Creating an effective program requires the mining and analysis of the customer data you gather. Surprisingly, this is not commonplace. A popular grocery chain in Scotland recently launched their own program and declared they wouldn’t gather a single byte of data from their customers. In my opinion, why not just offer a sale price on goods if you’re not going to mine the data? Retailers need to learn what products are vital to their customers, see when they prefer to shop, and digitize their program to directly target what customers value. Analytics and loyalty company Precima suggests retailers that take this to heart have in fact seen a 1%-4% sales boost and even a 4%-7% bump in gross profit.
To see this mentality in action, look no further than CVS, arguably the industry gold standard for loyalty programs. Beyond offering great deals through their ExtraSavings and ExtraBucks programs, which give personalized coupons based on shopping history, CVS prides itself on its level of service. Their app, mobile card, and customer service all come together to create a customer-centric experience that has yielded great rewards.

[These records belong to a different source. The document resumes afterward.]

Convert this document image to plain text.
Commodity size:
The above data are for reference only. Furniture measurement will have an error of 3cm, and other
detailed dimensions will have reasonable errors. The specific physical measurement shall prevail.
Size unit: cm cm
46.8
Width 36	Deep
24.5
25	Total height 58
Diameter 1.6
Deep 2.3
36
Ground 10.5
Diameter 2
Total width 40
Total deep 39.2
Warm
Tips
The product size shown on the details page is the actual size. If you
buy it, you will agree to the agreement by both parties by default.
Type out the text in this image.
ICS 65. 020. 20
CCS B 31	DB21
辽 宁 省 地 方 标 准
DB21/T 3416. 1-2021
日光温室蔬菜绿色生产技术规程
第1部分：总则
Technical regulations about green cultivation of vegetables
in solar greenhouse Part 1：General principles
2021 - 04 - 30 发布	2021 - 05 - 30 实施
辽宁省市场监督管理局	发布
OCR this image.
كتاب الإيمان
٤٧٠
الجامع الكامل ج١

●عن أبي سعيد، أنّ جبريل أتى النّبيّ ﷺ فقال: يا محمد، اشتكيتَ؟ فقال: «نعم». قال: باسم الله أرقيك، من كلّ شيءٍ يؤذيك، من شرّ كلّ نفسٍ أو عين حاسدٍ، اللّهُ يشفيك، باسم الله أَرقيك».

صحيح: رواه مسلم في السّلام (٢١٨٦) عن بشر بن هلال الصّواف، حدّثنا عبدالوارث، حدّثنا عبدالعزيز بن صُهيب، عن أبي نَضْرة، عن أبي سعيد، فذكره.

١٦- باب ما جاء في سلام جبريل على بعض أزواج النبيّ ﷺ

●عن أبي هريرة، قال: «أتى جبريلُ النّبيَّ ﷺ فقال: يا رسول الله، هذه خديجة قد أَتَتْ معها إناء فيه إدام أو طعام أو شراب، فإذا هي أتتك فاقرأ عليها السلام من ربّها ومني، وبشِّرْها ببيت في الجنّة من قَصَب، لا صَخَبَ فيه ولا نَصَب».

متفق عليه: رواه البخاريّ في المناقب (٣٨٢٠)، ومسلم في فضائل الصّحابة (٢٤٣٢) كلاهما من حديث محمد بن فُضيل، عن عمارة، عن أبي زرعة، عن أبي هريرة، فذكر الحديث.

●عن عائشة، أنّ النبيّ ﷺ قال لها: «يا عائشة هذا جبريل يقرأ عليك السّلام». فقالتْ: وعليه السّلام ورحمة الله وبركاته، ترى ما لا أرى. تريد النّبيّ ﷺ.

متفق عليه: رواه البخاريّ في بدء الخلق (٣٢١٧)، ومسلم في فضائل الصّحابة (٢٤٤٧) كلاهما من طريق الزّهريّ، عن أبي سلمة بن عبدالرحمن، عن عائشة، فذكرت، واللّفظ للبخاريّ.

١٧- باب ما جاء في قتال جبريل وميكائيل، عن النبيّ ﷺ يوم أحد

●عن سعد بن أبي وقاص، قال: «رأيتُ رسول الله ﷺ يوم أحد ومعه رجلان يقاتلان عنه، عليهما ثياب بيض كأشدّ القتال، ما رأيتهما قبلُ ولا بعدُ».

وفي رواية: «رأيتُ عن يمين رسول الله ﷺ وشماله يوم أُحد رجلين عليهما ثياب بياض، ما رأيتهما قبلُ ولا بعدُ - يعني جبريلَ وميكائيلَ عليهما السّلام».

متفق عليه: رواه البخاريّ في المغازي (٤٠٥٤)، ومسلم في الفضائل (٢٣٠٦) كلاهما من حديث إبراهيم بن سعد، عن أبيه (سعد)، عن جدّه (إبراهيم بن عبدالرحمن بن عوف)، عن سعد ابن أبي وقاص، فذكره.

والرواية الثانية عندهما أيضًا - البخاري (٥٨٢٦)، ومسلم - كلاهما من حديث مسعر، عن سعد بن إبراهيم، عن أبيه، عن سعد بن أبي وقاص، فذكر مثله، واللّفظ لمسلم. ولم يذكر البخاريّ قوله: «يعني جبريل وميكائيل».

Also see the American Express Plenti program. Again, offering great discounts is just the start. This program has the advantage of offering discounts with multiple retailers under its umbrella, including Macy’s and Exxon Mobil. Tapping into consumer trends at various outlets creates a unified experience and sense of care to the customer. They feel “part of the club” being able to use the same card and rack up points at different stores. Keeping with the trend of successful programs, Plenti focuses on the customer.
If you create an engaging loyalty program that actually speaks to your target and what they value, you can see long term success. The mistake is assuming anything about a program’s effectiveness and passing up the chance to learn all you can about your customers. Decide to be customer-centric with your loyalty programs instead of dogmatically sticking to sales numbers, and you’ll see a marked increase of loyal customers.